The Metaphor — Humanity Driving Without a License
We have built the fastest vehicle in history — but no one taught us how to steer.
The creators aren’t sure which direction is safe. The regulators can’t keep up with the speed. The users are gripping the wheel with white knuckles, hoping instinct will be enough.
Some people floor the accelerator, thrilled by the power. Others brake hard, terrified of losing control. Most just… coast, letting momentum carry them forward, hoping someone else figures out the rules.
But momentum without direction isn’t progress. It’s drift.
And if we don’t collectively decide where the boundaries are, we won’t crash into a wall.

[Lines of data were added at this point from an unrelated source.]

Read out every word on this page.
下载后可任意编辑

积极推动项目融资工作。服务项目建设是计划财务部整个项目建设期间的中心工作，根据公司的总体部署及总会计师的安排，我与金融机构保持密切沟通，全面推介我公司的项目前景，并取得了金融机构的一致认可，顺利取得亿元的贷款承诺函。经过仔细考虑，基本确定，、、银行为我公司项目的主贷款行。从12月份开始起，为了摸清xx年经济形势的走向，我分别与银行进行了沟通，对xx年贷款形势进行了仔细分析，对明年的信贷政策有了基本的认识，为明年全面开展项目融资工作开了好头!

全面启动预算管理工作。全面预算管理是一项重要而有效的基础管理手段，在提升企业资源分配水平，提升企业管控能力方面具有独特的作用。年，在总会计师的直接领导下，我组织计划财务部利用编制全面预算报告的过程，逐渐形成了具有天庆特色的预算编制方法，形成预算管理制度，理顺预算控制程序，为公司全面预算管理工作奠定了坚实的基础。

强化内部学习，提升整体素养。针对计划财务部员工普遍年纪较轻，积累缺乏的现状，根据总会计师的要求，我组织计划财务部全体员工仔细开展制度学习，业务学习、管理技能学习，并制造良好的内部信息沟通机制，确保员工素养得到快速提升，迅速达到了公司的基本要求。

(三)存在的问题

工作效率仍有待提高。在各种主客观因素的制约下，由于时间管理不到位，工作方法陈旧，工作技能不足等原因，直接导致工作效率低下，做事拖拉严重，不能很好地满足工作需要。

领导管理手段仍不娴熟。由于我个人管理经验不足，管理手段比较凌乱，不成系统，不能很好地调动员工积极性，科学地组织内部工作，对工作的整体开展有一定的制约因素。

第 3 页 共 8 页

We’ll crash into each other – competing visions of what AI should be, each convinced their interpretation is the right one.
What Harvard’s Lesson Really Means
The question Harvard students are asking isn’t just academic. It’s existential:
How do we live with intelligence we didn’t create and don’t fully understand?
The answer won’t come from policy alone. It will come from practice — millions of small decisions about when to use AI and when to think for ourselves.
This requires a new kind of literacy. Not coding skills. Not prompt engineering. But something deeper:
Boundary Practice
Learning to recognize when you’re thinking with AI versus thinking for AI. The former is collaboration. The latter is abdication.
Output Skepticism
Treating AI responses like Wikipedia entries: useful starting points, never authoritative endpoints. Always verify. Always question. Always supplement with human judgment.
Intentionality Training
Asking “why am I using this tool?” before asking “how do I use it?” The most important AI skill isn’t technical – it’s self-awareness.
Reflexive Capacity
Building the mental habit of stepping back and asking: Am I using this because it helps me think better, or because it lets me avoid thinking at all?
Harvard’s students don’t need more rules. They need reflexes – automatic patterns of discernment that operate faster than regulation ever could.
And what’s true for them is true for all of us.
Reflection — The Mind That Learns, and the Mind That Teaches
We stand at a strange juncture in history.
For the first time, humans have created a system that can generate knowledge, answer questions, produce content, and simulate understanding — all without biological consciousness.
For the first time, the question isn’t “can machines think?” but “can humans still think for themselves when machines think for them?”
The risk isn’t AI rebellion. It’s human atrophy.
We won’t lose control because AI becomes too smart. We’ll lose control because we forget how to stay smart alongside it.
The Age of Unlearned Intelligence isn’t a warning about machines. It’s a warning about us — about what happens when we adopt tools faster than we develop wisdom.
Sandhya Kumar’s Harvard classmates are asking the right question: *Where are the boundaries?*
But the answer won’t come from guidelines, syllabi, or corporate ethics statements.
It will come from each of us deciding, in every interaction with AI, whether we’re using it to *extend* our minds or *replace* them.
We have built the mind that learns — but not the mind that teaches us how to live with it.
The question is whether we’ll learn before it’s too late.